First let me say that the guys over at Media Layer did a great job with (D)DoS-Deflate.

We installed the utility by following their installation instructions on the above linked page. We made on modification to the script by lowering the number of connections allowed to 50 thinking it would be acceptable for normal traffic. Shortly after, we were locked out of our own server… duh. After rebooting our DSL modem to get a new IP address, we quickly logged in and reverted to the suggested count of 150. From our experience, take the advice of the team that wrote the script 😉

The notification emails starting coming through letting us know when IP addresses were being blocked because they had more than 150 connections to our server at one time. After which we noticed the script was reporting the connection count as both the count and IP address.

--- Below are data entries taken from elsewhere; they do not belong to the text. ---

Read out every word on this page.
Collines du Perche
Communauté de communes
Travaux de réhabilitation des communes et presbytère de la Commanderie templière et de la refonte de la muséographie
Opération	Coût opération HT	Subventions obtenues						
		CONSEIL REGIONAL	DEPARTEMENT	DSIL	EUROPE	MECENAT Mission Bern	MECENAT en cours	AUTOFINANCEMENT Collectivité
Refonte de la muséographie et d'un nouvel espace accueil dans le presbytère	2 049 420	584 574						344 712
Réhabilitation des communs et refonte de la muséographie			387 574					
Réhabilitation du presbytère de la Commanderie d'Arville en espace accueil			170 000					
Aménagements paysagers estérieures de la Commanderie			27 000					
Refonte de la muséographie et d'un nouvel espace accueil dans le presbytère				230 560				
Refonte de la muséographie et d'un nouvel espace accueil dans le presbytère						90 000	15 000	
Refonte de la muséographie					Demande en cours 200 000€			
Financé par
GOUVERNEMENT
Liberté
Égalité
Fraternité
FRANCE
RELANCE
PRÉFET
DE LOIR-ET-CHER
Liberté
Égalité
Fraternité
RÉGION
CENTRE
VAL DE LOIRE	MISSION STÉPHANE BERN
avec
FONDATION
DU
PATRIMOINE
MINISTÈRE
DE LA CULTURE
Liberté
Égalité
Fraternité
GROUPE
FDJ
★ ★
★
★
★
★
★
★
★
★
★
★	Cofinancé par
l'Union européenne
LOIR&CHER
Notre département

We contacted ML about the reported data and they said it was just a cosmetic issue. Well, cosmetic or not it did not report the data as it was intended to so we decided to tinker around with the code.

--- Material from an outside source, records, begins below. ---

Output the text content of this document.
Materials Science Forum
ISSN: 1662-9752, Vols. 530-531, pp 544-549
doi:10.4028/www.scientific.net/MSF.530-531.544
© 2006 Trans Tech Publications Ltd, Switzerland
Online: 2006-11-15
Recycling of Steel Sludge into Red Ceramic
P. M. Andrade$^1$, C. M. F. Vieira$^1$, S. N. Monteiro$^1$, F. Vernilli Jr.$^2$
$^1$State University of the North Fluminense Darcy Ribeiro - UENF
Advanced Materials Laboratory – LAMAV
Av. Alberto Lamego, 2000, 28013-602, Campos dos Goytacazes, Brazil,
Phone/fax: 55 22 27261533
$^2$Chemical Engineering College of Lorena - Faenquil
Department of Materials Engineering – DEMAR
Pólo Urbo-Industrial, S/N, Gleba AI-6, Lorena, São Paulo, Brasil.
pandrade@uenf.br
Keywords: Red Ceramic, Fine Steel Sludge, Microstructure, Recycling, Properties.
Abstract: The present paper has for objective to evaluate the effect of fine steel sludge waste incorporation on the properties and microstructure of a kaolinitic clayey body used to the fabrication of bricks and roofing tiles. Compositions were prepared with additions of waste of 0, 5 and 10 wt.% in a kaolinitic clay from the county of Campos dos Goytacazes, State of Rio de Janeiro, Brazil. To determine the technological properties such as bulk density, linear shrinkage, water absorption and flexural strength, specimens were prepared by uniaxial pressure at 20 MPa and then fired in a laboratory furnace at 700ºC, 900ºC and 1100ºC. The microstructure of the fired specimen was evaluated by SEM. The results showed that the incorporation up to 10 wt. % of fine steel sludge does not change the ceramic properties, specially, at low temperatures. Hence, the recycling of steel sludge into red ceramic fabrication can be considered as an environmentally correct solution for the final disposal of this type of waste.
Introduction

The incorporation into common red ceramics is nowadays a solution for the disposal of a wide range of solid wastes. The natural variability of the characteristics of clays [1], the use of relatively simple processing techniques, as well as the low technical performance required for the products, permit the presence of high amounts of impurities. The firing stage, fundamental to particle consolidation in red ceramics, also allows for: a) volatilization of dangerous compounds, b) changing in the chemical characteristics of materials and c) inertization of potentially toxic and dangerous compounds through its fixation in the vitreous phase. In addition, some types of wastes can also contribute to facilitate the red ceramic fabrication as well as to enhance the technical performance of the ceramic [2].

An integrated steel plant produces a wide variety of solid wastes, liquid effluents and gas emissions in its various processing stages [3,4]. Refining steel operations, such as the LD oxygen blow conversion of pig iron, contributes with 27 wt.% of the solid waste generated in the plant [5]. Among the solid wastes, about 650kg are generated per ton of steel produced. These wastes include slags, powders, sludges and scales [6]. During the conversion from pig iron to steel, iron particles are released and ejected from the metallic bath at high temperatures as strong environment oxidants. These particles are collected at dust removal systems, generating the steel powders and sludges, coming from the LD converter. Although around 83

Here’s what we did to fix the problem so now the ip address and number of connections reported display as they were expected to.

#CURR_LINE_CONN=$(echo $line | cut -d" " -f1)
CURR_LINE_CONN=$(echo $line | sed -e 's/^ *//' | cut -d" " -f1)
#CURR_LINE_IP=$(echo $line | cut -d" " -f2)
CURR_LINE_IP=$(echo $line | sed -e 's/^ *//' | cut -d" " -f2)

Our output of the netstat command (netstat -ntu | awk ‘{print $5}’ | cut -d: -f1 | sort | uniq -c | sort -nr) had leading spaces that the original script did not interpret properly. So we added a sed command (sed -e ‘s/^ *//’) to trim the unwanted whitespace before the cut command was used.

Note: This solution was implemented on a Red Hat Enterprise Linux 4 box running a Plesk 8.x control panel.